Burke lo ha raccontato a «Lifesitenews», portale pro-life americano. Come si ricorderà i cinque «dubia» erano stati presentati al Prefetto della Congregazione per la dottrina della fede dal cardinale Burke e da altri quattro porporati – il curiale Walter Brandmüller e gli emeriti di Colonia e Bologna Joachim Meisner e Carlo Caffarra – il 19 settembre 2016, e meno di due mesi dopo il testo veniva reso pubblico sul web. 

Dei quattro cardinali era stato soltanto Burke ad aggiungere che, in mancanza di risposta a stretto giro di posta, ci sarebbe stata una «correzione formale». Lo ha affermato in interviste, anche se non si è compreso se gli altri tre co-firmatari sostengano allo stesso modo e con la stessa tempistica l’azione della «correzione formale».  
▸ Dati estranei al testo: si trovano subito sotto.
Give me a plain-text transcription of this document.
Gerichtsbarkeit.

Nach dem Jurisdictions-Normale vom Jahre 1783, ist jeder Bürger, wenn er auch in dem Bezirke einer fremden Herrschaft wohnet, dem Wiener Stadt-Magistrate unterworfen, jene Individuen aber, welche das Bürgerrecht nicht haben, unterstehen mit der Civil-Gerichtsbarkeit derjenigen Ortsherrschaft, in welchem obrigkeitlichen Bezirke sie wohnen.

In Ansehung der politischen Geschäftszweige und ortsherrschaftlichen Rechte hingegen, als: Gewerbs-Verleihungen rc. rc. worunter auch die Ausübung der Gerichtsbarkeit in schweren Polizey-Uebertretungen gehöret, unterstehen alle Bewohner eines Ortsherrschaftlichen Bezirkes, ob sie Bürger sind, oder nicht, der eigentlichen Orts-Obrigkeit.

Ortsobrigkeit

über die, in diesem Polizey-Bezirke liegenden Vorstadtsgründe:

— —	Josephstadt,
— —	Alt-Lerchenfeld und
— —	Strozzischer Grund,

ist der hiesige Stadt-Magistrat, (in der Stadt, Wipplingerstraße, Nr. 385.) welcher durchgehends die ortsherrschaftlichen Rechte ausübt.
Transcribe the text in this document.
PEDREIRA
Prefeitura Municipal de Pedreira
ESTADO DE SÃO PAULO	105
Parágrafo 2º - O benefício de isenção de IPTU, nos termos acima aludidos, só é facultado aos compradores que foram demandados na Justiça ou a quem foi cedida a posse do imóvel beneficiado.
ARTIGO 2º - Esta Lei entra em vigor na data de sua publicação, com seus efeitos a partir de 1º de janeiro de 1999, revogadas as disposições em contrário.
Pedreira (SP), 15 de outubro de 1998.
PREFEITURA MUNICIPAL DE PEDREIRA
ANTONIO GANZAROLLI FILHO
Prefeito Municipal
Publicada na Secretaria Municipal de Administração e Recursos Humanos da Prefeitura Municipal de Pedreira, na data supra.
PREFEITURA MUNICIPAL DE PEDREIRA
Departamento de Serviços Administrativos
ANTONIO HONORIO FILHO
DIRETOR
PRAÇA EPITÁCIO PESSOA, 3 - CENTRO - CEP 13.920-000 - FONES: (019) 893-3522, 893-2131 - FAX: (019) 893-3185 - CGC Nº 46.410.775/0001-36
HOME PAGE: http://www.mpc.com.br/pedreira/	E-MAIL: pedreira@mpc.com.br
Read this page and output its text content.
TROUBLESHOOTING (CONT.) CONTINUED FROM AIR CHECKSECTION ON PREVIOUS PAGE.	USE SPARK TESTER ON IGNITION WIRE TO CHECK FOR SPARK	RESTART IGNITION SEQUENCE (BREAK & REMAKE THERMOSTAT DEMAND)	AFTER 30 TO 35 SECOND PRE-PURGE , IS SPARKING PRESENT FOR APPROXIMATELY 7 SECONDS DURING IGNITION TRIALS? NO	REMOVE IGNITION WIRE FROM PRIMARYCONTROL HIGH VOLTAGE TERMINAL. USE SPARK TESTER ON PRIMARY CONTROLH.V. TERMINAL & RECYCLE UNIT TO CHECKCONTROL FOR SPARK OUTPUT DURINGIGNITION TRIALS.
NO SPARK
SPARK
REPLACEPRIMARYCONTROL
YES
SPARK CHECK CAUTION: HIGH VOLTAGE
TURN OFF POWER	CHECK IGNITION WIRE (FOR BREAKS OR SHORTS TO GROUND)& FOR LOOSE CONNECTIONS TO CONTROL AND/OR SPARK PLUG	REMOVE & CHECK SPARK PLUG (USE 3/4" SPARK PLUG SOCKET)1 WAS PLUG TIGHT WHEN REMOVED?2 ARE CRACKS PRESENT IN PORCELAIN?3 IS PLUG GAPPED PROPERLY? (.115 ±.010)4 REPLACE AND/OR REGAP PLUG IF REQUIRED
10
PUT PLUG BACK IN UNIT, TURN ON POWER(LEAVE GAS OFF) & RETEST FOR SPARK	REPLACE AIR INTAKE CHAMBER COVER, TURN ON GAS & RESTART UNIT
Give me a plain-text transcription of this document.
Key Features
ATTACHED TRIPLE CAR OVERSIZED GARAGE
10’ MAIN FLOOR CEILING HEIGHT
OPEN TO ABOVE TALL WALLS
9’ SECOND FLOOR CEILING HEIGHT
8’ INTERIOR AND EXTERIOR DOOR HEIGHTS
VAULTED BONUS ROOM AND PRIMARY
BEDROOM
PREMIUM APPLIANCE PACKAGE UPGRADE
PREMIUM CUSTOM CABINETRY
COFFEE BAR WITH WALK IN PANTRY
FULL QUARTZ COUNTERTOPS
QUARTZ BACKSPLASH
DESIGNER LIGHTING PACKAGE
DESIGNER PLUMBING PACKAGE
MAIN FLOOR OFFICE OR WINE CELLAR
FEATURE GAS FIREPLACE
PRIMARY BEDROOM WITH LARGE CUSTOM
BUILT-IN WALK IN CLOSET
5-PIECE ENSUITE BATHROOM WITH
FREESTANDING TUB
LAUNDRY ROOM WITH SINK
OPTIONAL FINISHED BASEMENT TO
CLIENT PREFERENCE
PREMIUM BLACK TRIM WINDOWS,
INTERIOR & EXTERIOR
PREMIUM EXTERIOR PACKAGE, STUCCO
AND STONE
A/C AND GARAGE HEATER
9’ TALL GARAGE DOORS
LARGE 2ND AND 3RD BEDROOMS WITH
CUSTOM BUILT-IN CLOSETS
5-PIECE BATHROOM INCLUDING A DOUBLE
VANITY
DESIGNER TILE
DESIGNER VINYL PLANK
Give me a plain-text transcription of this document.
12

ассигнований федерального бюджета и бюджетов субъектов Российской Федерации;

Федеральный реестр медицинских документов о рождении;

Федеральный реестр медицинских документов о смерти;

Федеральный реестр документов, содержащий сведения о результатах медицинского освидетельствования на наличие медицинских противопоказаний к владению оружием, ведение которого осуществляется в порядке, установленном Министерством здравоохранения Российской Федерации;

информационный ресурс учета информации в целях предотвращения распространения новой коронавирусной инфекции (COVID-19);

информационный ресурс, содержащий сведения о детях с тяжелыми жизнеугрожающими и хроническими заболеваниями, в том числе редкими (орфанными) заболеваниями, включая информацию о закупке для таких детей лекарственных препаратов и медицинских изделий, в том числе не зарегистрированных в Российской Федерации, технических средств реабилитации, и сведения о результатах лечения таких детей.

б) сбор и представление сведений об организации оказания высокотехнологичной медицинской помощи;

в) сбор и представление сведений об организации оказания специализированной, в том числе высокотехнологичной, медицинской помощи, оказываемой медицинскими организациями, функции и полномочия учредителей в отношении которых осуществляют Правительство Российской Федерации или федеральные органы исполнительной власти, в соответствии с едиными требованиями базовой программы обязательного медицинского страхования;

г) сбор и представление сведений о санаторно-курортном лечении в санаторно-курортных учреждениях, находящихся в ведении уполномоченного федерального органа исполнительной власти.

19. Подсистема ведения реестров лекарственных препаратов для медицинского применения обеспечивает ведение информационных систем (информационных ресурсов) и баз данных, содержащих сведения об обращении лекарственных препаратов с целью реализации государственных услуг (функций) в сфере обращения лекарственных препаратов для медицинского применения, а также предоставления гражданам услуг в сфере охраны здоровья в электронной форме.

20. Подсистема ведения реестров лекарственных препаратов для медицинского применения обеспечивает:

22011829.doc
Il cardinale Burke continua a riferirsi all’istituto della «correzione formale» come se si trattasse di un istituto canonico consolidato e utilizzato: «È un antico istituto nella Chiesa, quello della correzione del Papa», ha detto. Anche se poi, suggerendo indirettamente un paragone con se stesso, cita come esempio il caso di san John Fisher in Inghilterra al tempo del re Enrico VIII: «fu l’unico vescovo che tenne viva la verità della fede, che difese Cristo e la sua Santa Chiesa». Molti però fanno notare come non si rintraccino nella storia della Chiesa «atti formali di correzione» intesi come un richiamo dottrinale. Completamente diverso è il caso di richieste di spiegazioni o anche la presentazione di rimostranze al Papa durante la discussione in concistoro non destinata a essere resa pubblica.